Car si la ministre a, d'emblée, rejeté tout moratoire sur le mécanisme actuel de régulation (les lettres clés flottantes), tant qu'un « système alternatif » ne serait pas inventé, elle a accepté de remettre à plat la quasi-totalité des chantiers qui préoccupent les professionnels de santé libéraux. Et elle a déjà pris rendez-vous pour un nouveau « Grenelle », en juin prochain.
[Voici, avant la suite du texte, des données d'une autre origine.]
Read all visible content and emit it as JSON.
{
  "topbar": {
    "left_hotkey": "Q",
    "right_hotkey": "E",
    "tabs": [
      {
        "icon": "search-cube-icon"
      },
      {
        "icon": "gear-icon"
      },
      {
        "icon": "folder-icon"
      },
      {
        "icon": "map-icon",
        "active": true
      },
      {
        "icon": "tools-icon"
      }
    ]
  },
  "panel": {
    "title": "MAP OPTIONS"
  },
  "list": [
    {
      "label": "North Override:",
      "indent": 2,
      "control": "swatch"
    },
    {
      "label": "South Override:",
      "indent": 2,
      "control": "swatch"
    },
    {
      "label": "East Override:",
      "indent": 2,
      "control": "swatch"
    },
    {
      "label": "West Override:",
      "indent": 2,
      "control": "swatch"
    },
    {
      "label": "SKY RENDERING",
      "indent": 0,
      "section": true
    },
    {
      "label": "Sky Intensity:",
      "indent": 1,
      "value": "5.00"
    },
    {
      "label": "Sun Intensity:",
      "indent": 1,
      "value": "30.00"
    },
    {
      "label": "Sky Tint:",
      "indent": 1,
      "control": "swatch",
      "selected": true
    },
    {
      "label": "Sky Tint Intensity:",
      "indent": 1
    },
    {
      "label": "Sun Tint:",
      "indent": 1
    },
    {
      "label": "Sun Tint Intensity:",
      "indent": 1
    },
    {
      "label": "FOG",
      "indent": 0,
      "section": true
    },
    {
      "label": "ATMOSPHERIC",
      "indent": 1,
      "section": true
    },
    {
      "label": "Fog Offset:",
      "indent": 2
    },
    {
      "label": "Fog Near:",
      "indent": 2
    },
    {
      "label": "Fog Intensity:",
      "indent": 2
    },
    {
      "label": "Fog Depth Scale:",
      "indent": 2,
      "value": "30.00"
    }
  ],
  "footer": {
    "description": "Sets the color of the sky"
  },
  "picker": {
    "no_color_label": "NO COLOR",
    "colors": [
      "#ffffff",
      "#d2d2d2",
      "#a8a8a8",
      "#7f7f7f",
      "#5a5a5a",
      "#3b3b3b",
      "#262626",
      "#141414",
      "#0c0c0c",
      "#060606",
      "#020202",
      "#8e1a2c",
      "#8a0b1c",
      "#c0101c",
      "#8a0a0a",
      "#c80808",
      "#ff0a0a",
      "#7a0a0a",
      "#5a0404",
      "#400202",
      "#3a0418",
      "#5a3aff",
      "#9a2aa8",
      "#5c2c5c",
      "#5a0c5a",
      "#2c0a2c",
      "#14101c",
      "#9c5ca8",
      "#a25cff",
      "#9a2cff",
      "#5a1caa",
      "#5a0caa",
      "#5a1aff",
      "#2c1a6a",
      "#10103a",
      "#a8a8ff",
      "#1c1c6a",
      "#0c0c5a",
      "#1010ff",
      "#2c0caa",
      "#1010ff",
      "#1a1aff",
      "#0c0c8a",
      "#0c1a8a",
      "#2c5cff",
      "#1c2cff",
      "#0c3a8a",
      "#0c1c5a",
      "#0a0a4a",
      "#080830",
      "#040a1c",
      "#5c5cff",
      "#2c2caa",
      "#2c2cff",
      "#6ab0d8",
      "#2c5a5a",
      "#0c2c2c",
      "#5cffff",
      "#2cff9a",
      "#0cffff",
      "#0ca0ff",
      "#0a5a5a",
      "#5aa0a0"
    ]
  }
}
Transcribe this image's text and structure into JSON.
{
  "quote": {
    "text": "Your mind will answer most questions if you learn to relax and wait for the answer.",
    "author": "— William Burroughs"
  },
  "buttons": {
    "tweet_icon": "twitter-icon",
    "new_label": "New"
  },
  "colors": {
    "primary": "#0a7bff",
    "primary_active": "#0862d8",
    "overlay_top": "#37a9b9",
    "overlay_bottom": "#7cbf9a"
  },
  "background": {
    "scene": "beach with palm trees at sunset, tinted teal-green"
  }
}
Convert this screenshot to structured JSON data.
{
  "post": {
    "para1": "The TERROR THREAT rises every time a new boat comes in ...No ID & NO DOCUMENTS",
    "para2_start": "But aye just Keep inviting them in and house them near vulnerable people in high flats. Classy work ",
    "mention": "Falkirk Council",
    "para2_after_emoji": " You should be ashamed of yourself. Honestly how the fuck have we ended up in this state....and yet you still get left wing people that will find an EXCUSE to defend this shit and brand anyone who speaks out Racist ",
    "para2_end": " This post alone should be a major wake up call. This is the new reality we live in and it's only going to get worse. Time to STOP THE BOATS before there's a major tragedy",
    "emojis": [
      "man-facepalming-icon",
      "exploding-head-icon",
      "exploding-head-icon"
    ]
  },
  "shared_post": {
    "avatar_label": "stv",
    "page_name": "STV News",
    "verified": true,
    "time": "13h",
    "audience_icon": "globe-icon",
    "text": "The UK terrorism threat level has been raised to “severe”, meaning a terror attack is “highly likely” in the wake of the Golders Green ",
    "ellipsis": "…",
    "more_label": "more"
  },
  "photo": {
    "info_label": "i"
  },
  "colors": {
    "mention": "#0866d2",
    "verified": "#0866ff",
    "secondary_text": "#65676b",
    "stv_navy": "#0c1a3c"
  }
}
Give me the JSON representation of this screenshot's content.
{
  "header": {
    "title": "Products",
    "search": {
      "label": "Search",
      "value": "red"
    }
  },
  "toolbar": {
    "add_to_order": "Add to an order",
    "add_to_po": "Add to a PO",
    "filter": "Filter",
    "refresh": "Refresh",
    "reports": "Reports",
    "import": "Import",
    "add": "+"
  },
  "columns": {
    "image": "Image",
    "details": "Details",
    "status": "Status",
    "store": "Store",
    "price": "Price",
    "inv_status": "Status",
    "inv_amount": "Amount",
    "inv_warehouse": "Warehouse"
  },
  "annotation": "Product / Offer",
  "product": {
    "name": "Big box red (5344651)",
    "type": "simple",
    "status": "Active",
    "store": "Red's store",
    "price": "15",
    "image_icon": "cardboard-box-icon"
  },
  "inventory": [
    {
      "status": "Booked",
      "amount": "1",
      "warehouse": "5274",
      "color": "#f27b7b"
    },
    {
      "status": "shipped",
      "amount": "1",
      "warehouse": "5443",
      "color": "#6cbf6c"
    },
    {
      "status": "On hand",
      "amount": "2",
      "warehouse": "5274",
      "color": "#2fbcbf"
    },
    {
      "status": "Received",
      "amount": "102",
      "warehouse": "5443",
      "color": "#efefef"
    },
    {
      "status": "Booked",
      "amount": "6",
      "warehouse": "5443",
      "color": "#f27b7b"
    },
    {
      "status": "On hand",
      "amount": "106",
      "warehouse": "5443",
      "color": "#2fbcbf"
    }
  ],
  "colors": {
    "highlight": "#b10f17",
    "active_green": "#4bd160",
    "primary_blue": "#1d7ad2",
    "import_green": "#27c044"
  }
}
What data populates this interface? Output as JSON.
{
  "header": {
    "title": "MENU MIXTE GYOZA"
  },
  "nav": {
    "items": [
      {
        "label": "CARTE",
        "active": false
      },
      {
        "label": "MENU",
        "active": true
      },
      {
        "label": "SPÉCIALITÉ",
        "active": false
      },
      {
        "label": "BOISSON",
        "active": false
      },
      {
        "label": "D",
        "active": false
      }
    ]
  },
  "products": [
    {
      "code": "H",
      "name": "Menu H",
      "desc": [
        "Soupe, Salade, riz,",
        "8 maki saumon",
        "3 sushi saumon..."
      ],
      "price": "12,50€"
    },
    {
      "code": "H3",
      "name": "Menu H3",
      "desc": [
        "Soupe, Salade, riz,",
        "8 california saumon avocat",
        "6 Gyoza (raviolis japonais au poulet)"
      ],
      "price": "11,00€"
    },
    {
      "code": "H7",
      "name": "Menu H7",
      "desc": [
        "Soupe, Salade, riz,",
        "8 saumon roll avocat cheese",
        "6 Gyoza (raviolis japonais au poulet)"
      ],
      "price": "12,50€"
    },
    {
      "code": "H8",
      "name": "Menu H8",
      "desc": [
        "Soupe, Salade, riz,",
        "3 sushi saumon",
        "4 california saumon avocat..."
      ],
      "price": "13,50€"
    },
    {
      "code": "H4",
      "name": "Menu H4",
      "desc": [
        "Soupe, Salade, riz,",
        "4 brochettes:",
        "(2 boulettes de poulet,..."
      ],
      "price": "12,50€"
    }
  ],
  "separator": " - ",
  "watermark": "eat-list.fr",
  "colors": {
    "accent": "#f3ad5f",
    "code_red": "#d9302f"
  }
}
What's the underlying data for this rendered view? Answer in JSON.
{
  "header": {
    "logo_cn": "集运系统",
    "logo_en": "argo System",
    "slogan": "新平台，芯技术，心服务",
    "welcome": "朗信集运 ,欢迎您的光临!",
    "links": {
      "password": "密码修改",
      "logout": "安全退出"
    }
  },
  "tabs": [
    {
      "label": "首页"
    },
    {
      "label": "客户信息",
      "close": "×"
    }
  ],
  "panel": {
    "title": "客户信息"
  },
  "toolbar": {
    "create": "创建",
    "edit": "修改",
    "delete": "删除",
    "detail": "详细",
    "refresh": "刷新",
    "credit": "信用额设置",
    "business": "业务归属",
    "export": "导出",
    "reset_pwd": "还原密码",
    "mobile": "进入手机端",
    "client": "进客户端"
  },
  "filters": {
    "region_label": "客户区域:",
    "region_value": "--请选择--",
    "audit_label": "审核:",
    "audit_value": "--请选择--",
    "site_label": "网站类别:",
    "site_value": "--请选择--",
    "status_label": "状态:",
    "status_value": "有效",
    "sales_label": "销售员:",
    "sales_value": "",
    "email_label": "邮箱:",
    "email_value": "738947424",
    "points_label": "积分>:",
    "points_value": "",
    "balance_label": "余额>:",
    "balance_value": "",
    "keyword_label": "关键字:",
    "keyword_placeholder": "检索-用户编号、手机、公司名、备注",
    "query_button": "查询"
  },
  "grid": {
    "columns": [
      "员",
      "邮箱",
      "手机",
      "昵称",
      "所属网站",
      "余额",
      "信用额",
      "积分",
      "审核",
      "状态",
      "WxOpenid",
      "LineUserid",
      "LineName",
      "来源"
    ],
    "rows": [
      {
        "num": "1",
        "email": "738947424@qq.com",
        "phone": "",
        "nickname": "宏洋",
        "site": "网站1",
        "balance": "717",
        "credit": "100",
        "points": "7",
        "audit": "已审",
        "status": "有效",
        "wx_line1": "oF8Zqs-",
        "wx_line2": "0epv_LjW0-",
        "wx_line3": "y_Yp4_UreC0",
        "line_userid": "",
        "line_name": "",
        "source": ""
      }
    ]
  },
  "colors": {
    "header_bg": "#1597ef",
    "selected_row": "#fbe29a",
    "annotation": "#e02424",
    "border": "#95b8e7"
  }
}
En attendant, une mission de concertation désignée par le gouvernement devra « faire émerger » des propositions concrètes dans deux directions : la promotion de la qualité (permanence des soins, partage de l'information, évaluation des pratiques) et la rénovation du « contrat » qui lie les soignants à la collectivité et aux caisses (autrement dit, la régulation des dépenses, les missions des professionnels de santé libéraux et le contenu des conventions). Selon « les Echos », ce groupe de personnalités pourrait réunir notamment le Pr Bernard Glorion, président du Conseil national de l'Ordre des médecins, Christian Babusiaux, magistrat à la Cour des comptes, et Bernard Brunhes, expert des questions sociales et président du conseil de surveillance de Bernard Brunhes Consultants.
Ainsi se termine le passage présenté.